Latin America was among the latest continent affected by the virus' waves. The world could see how it was gradually moving towards West and then eventually making it to the region. Some countries took more drastic measures from the start, like my native Venezuela, where the country has practically been under lockdown for months. At the same time other neighboring countries like Brazil took more relaxed measures, which resulted into a tremendous negative impact for their people.
In terms of photography, I have seen a lot of communities and collectives coming together in order to produce collaborative projects like Ruda Colectiva, Ayun Fotógrafas, and Covid Latam, among others. I personally think these are great initiatives since the Covid-19 is a reality that has affected us all, regardless of background or career level. We definitely need a diversity of visions to better understand our own realities. I think the pandemic has shown us how entangled we all actually are despite our geographical distance.
Social Media and online platforms have been the prominent way of communication during lockdown. How was your experience and that of Foto Féminas photographers?

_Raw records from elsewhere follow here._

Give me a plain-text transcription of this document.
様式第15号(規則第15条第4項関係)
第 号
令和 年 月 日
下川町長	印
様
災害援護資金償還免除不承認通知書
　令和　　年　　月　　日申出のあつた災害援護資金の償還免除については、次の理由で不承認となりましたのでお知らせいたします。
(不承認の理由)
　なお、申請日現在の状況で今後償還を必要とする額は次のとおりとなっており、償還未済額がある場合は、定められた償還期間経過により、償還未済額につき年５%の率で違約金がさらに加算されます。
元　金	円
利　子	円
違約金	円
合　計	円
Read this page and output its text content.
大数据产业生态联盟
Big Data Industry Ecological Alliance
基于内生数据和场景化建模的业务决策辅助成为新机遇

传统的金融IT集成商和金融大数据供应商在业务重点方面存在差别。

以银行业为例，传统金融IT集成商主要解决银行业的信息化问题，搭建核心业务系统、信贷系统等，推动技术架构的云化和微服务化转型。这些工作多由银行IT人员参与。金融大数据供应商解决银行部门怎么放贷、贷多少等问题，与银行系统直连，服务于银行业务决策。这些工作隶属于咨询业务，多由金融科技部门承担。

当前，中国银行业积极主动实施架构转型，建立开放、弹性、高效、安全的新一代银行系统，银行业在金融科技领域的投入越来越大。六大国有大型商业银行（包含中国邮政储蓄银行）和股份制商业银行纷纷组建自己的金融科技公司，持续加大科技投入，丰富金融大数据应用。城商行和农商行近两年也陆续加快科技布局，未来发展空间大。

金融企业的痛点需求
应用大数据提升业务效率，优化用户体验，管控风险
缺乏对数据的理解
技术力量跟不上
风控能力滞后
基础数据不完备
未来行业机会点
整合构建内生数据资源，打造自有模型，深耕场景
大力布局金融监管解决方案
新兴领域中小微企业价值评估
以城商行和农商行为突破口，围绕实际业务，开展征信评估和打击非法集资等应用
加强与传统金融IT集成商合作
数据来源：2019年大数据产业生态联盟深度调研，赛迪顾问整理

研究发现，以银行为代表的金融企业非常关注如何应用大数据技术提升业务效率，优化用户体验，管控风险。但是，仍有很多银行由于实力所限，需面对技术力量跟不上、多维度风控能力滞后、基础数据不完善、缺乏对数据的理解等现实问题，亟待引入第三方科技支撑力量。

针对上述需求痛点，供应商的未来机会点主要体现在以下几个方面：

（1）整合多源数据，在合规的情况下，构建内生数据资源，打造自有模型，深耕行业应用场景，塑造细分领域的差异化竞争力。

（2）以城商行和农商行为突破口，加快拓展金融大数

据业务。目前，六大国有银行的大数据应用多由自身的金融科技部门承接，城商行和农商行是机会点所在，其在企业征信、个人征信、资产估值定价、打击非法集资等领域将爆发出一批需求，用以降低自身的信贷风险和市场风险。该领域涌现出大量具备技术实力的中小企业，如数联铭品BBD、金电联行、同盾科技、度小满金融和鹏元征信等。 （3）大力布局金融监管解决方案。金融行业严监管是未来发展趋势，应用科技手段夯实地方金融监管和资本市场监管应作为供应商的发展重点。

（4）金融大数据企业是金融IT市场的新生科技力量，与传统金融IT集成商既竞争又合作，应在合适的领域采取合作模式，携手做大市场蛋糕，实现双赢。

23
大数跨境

The pandemic has brought our community closer in many ways. For instance, while working on the Instagram open call, I created a WhatsApp group where we were able to share more content like articles and opportunities. I further organized Instagram live talks to engage with the photographers and our audience, something that I consider one of our most beautiful outcomes in these months. We have learned so much from each other experiences as photographers, women and mothers. To the date, we have had 28 talks that have opened up new conversations among the photographers as well as with Foto Feminas’ followers.
In terms of the impact on photographers, I think it has invited photographers to think and interpret space in other ways. For instance, if you look at the images of Ecuadorian photographer Isadora Romero you see how she raises the question of territory during quarantine, combining her own imagery, Google Street images and Nasa’s visual archive. Another example is that of Brazilian photographer Fernanda Frazão who took a series of portraits of her friends while in Finland through FaceTime.
Is Historias Covid-19 still open for submissions and do you have any plans of making a book or a show out of it?
Yes, it remains open. I think the pandemic is something that is still evolving, or perhaps I should describe it as something unresolved. I definitely look to exhibit it physically somewhere next year.